Wednesday, March 09, 2005

Rosanne Cash blogs herself and the gates

I played Lincoln Center's new and beautiful Allen room on February 10th,
and it was the last show of a tour that has sputtered along since
January 2003. Two years of shows in support of 'Rules of Travel', and it
ended on a pinnacle. By the time of the Allen Room show, the focus had
shifted from ROT to the new record I am making now, "Black Cadillac",
and the band was in incredible form. My taller half, Mr. L, had broken
his finger just before the Jamaica Jazz and Blues Festival last month,
so we were a mite concerned that he could play at all. Turns out, if he
had broken three more fingers, we would have been about even as guitar
players. He played phenomenally, creating new voicings of chords on the
spot, minus that left ring-finger. Adam Levy, from Norah Jones' Handsome
Band, graciously joined us to assist Mr. L in areas of chordal concern,
and he was a delight to work with. The band was filled out by regulars
Shawn Pelton, Zev Katz, Brian Mitchell and Catherine Russell, and I just
feel privileged to work with such a stellar group of musicians.
What a relief. I feel dizzy with the satisfaction of completing such a
rigorous schedule, and now my focus turns completely to the record. I am
about halfway there, and, given Capitol's need for a five-month lead
time before release, I would imagine this record will be in stores in
September. It's a good time for it. It's more of an autumn record,
topically. Not your summer feel-good type of thing.


I really enjoyed 'The Gates' in Central Park last month. The first day I
saw it, which was the day after the installation, it was gorgeous. It
was a beautiful, sunny and cold day, and the light through the 'saffron'
fabric (they looked orange to me, but let's not quibble) was just
fantastic. A few days later, on a dismal, drizzling day, the Gates
looked... not so great. Like laundry, or a construction site.
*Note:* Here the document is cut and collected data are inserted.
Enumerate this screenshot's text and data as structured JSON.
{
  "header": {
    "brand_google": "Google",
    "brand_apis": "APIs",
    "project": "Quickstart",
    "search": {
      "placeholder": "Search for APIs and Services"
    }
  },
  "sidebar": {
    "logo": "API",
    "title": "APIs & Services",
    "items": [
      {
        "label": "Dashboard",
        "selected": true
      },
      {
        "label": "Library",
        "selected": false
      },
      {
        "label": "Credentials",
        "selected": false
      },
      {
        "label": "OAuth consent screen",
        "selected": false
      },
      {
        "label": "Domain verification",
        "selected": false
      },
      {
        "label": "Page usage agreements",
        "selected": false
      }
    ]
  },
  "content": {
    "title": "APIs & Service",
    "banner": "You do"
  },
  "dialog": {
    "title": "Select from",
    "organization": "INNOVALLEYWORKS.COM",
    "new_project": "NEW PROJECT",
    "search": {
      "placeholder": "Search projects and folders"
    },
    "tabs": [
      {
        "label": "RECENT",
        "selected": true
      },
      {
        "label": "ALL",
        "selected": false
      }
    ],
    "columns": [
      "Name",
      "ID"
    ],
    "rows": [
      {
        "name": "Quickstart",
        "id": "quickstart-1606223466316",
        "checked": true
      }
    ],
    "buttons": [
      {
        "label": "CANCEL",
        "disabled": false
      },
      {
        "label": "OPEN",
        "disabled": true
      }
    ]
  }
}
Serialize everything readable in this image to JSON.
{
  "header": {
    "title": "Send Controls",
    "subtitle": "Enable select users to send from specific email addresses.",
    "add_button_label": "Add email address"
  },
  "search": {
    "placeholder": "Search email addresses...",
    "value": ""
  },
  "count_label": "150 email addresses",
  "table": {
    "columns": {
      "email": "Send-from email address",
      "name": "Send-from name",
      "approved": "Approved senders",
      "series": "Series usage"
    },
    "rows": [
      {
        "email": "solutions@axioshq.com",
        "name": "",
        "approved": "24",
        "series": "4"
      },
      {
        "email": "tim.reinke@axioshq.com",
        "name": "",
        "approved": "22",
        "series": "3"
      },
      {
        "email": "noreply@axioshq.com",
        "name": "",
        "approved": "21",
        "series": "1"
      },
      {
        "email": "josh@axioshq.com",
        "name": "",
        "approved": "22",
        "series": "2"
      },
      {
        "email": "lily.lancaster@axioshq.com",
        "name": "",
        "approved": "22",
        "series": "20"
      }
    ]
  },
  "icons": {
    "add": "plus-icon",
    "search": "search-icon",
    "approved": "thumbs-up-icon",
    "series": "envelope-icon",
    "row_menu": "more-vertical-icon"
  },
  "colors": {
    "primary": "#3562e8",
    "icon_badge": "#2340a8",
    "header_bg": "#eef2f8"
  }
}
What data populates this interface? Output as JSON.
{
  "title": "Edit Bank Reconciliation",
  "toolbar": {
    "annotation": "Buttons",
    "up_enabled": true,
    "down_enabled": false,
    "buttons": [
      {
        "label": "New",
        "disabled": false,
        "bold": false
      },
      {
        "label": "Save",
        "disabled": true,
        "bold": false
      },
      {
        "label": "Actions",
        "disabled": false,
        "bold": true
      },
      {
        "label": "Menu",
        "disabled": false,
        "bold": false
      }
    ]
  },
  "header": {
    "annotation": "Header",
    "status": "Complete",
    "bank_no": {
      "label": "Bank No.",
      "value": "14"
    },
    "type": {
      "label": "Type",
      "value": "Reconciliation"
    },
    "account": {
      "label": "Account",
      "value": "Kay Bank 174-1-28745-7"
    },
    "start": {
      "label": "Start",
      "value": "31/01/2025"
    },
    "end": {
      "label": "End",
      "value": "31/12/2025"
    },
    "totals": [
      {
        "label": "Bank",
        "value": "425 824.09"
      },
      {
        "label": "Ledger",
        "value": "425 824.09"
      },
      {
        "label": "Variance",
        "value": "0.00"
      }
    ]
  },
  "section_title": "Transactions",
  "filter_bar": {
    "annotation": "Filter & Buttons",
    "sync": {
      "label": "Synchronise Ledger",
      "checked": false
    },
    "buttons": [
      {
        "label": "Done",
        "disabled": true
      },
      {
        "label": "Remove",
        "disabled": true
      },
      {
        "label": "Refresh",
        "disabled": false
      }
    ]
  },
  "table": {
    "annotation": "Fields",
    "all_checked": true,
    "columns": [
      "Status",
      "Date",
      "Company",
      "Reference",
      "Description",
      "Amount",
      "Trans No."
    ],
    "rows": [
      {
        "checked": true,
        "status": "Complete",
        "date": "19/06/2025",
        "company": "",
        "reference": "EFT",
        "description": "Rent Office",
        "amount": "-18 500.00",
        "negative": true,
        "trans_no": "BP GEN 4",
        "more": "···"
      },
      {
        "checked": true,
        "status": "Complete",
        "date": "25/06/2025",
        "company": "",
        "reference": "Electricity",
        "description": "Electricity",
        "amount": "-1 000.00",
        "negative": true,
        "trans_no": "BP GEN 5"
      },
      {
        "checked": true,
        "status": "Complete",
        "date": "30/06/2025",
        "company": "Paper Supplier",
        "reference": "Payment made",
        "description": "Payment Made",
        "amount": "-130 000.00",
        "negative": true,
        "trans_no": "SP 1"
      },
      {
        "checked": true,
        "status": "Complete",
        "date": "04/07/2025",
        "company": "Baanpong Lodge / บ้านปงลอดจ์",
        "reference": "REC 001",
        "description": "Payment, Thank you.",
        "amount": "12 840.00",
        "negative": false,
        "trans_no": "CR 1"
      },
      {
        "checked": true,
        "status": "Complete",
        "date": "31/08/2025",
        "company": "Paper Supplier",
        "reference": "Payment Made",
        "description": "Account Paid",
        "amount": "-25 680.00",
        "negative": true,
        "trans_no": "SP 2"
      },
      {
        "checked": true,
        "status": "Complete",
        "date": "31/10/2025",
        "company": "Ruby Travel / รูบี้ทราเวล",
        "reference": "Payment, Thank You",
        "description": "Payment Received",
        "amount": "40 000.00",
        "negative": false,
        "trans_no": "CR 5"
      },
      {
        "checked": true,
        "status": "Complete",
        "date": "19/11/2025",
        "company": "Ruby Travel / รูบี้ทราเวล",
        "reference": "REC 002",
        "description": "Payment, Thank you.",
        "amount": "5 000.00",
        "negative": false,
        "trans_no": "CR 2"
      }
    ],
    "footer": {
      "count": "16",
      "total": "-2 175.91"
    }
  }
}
Then, a
few days after that, I picked my son up at school, and the taxi went
through the park going home. It was just spectacular. The light caught
the orange fabric in a million different ways, and it was like driving
through a heightened dream of color. It was really exciting. Everyone
had an opinion about it, or a question; is it really art? What is the
meaning? I didn't really care. I enjoyed it--or not--on a visceral
level, and that was enough. And I loved the very temporal nature of
it--16 days, that's it. It gave it an intensity and focus that added to
it tremendously. My friends Gael and Stephen Doyle had a small dinner
party in honor of The Gates, and the saffron was flowing freely. It was
just great. I love being alive in New York at this particular moment. If
it would only get above freezing for a few minutes.